My scripts were created to run against Grafana 8.x before the provisioning API. I had to scrape/fuzz/google level 11 to find out how to integrate with the API. Here are some of my notes:

  • Grafana OpenAPI
  • Under there, you’ll find an entry point for the Prometheus AlertManager API at /api/alertmanager/grafana/api/ I think… I’m still exploring this one
  • There’s a “ruler” API which is not public which does provide “List all the rules” AFAICT, this is the only way to get that list

Here’s what I did:

  1. Create a rule in the UI
  2. Get all the folders: 'GET /api/folders`
  3. Use GET /api/ruler/grafana/api/v1/rules/{{ Folder }} to retrieve the rule JSON
  4. Make that JSON my template for new rules, modify as necessary, POST /api/ruler/grafana/api/v1/rules/{{ Folder }} the rule JSON.

That worked perfect with v8, but with v9, when editing rules created like that, it causes my browser tab to lock completely and so bad the only fix is to close it.

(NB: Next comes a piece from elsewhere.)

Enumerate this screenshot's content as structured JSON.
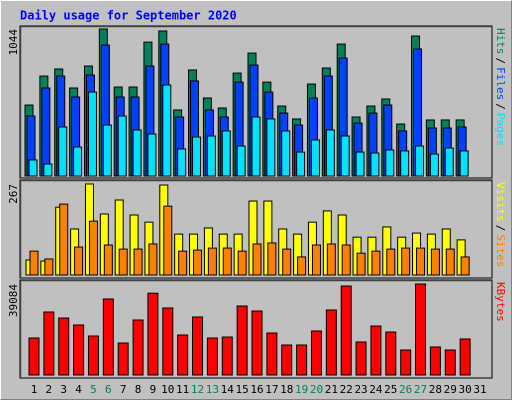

My plan is to retry with the provisioning API.

  1. Create a Rule to Use as a template/reference (probably per datasource)
  2. Note the UIDs (in the URL bar) or use the GET /api/ruler/grafana/api/v1/rules/{{ Folder }} to list the rules/UIDs.
  3. Use GET /api/v1/provisioning/alert-rules/{UID} to fetch the JSON of the rule body
  4. Modify that JSON into a template for my scripts to use
  5. Use POST /api/v1/provisioning/alert-rules in the Provisioning API to create new rules.

I’m hoping this process doesn’t cause the editing of the rules to lock the browser.

FWIW, you can view the API by checking the generated_base_* files pkg/services/ngalert/api/ directory.

Thanks for the feedback, @blhotsky. Good to know that I’m not the only one struggling with the current docs.

I’m beginning to think that provisioning-from-code is a use case that has not been fully thought through yet. At the very least, it seems like a patchwork of features that is not well-explained. For example, the inability to easily edit or export provisioned Alert Rules is particularly problematic for me. (I’ve had to resort to hacking the database to get that done.) Other features are missing for no apparent reason, ref, API Documentation Inconsistent and API features missing in 9.1.1 · Issue #54418 · grafana/grafana · GitHub

That browser lock up - oooof. I’ve not run into that…yet.

We’ve updated and improved the documents for API provisioning of alerts & for file-based provisioning (uses yaml).

The new documentation is available for both here. Please share your feedback and let us know if this is what you were looking for or if there are any other suggestions you have:

Hi @melori.arellano, thanks for the reply. That doc is an improvement, but I don’t see how it addresses what we discussed. I don’t think it solves the issue I raised.

I was pointing out that defining a valid alerting definition that we can deploy with the provisioning infrastructure (yaml or json) was very error-prone and not scalable. Trying to use the API is an alternative tool, but don’t address the underlying issue of the definition complexity.

Grafana Labs has gone to lengths to build a UI that we can use to define alerts. This would be quite useful if I were a cloud user and my primary interface was the UI. As a user that deploys only from code (read: source-code control), I’m surprised that there is no easy way to make the definitions available to the deployment infrastructure. For example, I suggested making them exportable so they could be provisioned. Or import-able so we could easily re-edit with the UI and then export/re-provision them. (Hint: both are features available in the dashboard toolset.).

Let me know if you would like to discuss this further.